I start to think of the most recent statistics I have seen on the homelessness of our nations Veterans. Over 100,000 from the recent wars. Some of these men are surely veterans who couldn’t get past the PTSD and other physical injuries to rejoin their lives back here.  Veterans who have resorted to self-medicating themselves as a way of coping with their memories and the lack of opportunity awaiting them upon their return from the war zone.

I looked again at my daughter and thought of all the children her age who are currently living in such circumstances because of the devastating economic setbacks America has experienced of late.  Or even the thousands of other children like her younger sister, whose parents are simply unable to win their battles against addiction.  I don’t want her here, but suddenly, it isn’t the biggest mistake I’ve ever made as a parent. And my girl, bless her heart, is taking it pretty much in stride, although she will later state in the car, “I feel really sorry for those people.” This is said without judgment and I marvel as I always do at her unadorned compassion. My girl has such a very good heart, tempered by a good and sensible head on her shoulders.

So while I am not in a place of comfort internally about taking my children into such a place, neither do I think, in the long run, that it have a negative effect.  They will know the results of drug and alcohol abuse in real terms. The next Red Ribbon Week at her school will have context for her that may teach a more valuable lesson.

More importantly still, my 5 year old drew a picture while we were there and gave it to her birth mother. In it, she drew herself, crying and told her mother matter-of-factly that in the picture “she was sad because she had lost her mother.”  She didn’t put me in the picture either. Neither of her mothers were drawn in there and so handily avoiding conflict. No, she drew the only safe figure she knew.  She drew her 10 year old sister in the picture with her.   So while it had a price, this one moment told me that taking my older daughter had done what it needed to do. It gave the 5 year old the safety she needed to get through it.  I shared this story with my oldest girl so she would know why we did what we did and how she had helped her sister.

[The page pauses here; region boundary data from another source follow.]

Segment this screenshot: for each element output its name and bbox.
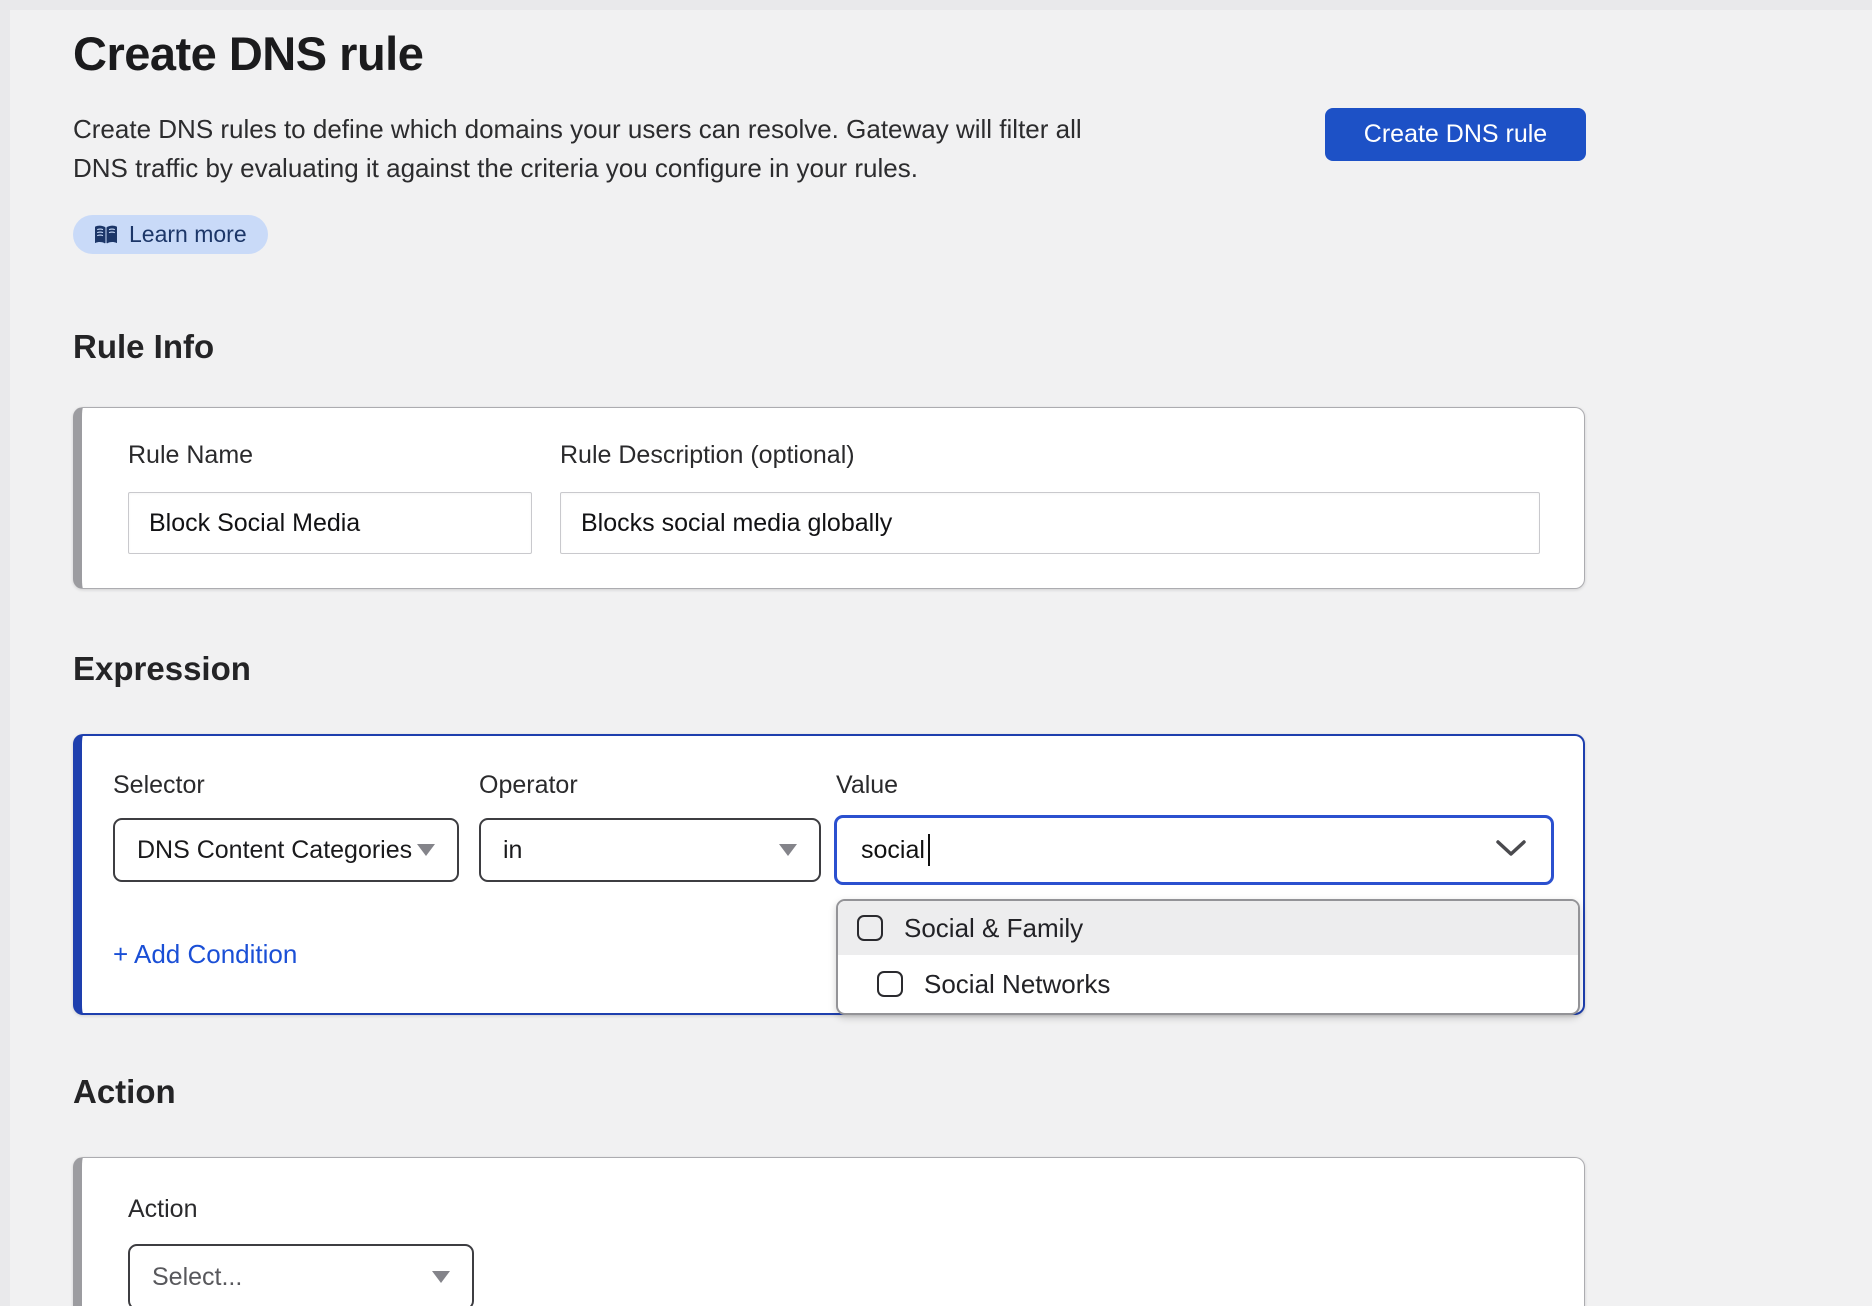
chevron-down-icon	[1495, 836, 1527, 865]
page-description: Create DNS rules to define which domains…	[73, 110, 1093, 188]
value-label: Value	[836, 771, 898, 800]
operator-select-value: in	[503, 836, 522, 865]
dropdown-option-social-networks[interactable]: Social Networks	[838, 955, 1578, 1013]
value-combobox[interactable]: social	[834, 815, 1554, 885]
action-label: Action	[128, 1195, 197, 1224]
selector-select-value: DNS Content Categories	[137, 836, 412, 865]
caret-down-icon	[432, 1271, 450, 1283]
caret-down-icon	[417, 844, 435, 856]
rule-name-input[interactable]	[128, 492, 532, 554]
learn-more-label: Learn more	[129, 221, 247, 248]
action-heading: Action	[73, 1073, 176, 1111]
operator-label: Operator	[479, 771, 578, 800]
checkbox-icon[interactable]	[877, 971, 903, 997]
add-condition-link[interactable]: + Add Condition	[113, 939, 297, 970]
checkbox-icon[interactable]	[857, 915, 883, 941]
create-dns-rule-page: Create DNS rule Create DNS rules to defi…	[0, 0, 1872, 1306]
action-select[interactable]: Select...	[128, 1244, 474, 1306]
action-select-placeholder: Select...	[152, 1263, 242, 1292]
rule-name-label: Rule Name	[128, 441, 253, 470]
action-card: Action Select...	[73, 1157, 1585, 1306]
dropdown-option-label: Social Networks	[924, 969, 1110, 1000]
dropdown-option-label: Social & Family	[904, 913, 1083, 944]
value-dropdown-menu: Social & Family Social Networks	[836, 899, 1580, 1015]
dropdown-option-social-family[interactable]: Social & Family	[838, 901, 1578, 955]
caret-down-icon	[779, 844, 797, 856]
rule-info-heading: Rule Info	[73, 328, 214, 366]
page-title: Create DNS rule	[73, 26, 423, 81]
text-cursor	[928, 834, 930, 866]
expression-heading: Expression	[73, 650, 251, 688]
page-edge-left	[0, 0, 10, 1306]
operator-select[interactable]: in	[479, 818, 821, 882]
create-dns-rule-button[interactable]: Create DNS rule	[1325, 108, 1586, 161]
book-icon	[94, 225, 118, 245]
rule-info-card: Rule Name Rule Description (optional)	[73, 407, 1585, 589]
selector-select[interactable]: DNS Content Categories	[113, 818, 459, 882]
rule-description-input[interactable]	[560, 492, 1540, 554]
learn-more-badge[interactable]: Learn more	[73, 215, 268, 254]
rule-description-label: Rule Description (optional)	[560, 441, 855, 470]
page-edge-top	[0, 0, 1872, 10]
value-input-text: social	[861, 836, 925, 865]
selector-label: Selector	[113, 771, 205, 800]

For me, the visit left more questions than answers and it allowed me to identify another obstacle in the landscape ahead. I was troubled by the fact that her desire to see them out-weighed her ability to choose self-denial at a moment when it likely would have been the better choice for the children not to have them come there to see her.  This was made even more significant by the fact that she was going to be free to leave the treatment facility in less than 2 weeks and come to see them in an environment more comfortable to them.  For me that said that at some level, living in these circumstances has become normalized to her.  And how are we going to do this going forward, because it was anything but normal to me.